Vllt etwas OFFTOPIC, aber ein interessanter Aspekt dieses Artikels dürfte folgender sein:
Wenn (laut verlinktem Artikel) eine MP3 Datei mit 128 KiloBit soviel schlechter ist, als das Original, dürfte eigentlich das Kopieren und Tauschen davon nicht strafbar sein. Wenn wir früher mit dem Kassettenrecorder Kopien von LPs gemacht haben, war das auch legal, da man ja keine 1:1 Kopie gemacht hatte (so wurde jedenfalls damals seitens des Gesetzgebers argumentiert und weil auf Kassetten und Rekordern Abgaben bezahlt worden sind), sondern eine Qualitäts und Datenreduzierte Kopie.
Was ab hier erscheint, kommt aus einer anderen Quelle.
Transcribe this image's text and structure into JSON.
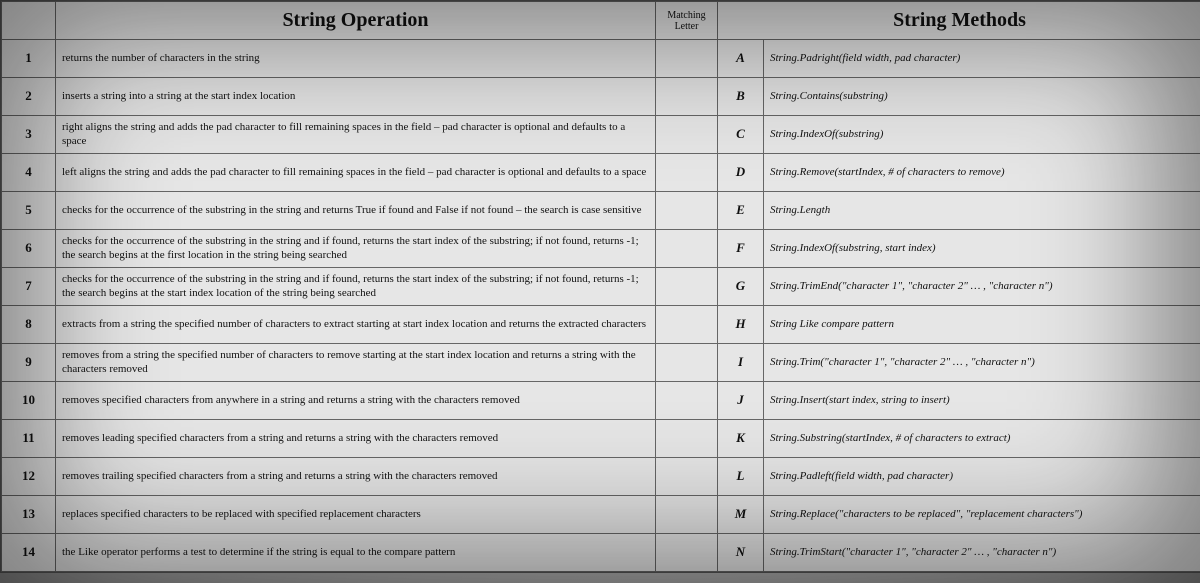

Und Abgaben auf jeden Datenträger und Kopiergerät (heute eben CD Brenner) an die GEMA zahlen wir ja sowieso auch heute, also unterstützt man ja auf jeden Fall die Urheber (Künstler) durch Kauf und benutzung jener Gerätschaften. Denn nach obig zitierten Artikel hat man ja dann auch nur eine Qualitäts und Datenreduzierte Kopie vorliegen.
Im Gegenteil finde ich es Betrug am Kunden, der sich das Original kauft, und trotzdem um die Qualität gebracht wird (eben durch die, HiFi technisch gesehene, schlechte Abmischung im Studio).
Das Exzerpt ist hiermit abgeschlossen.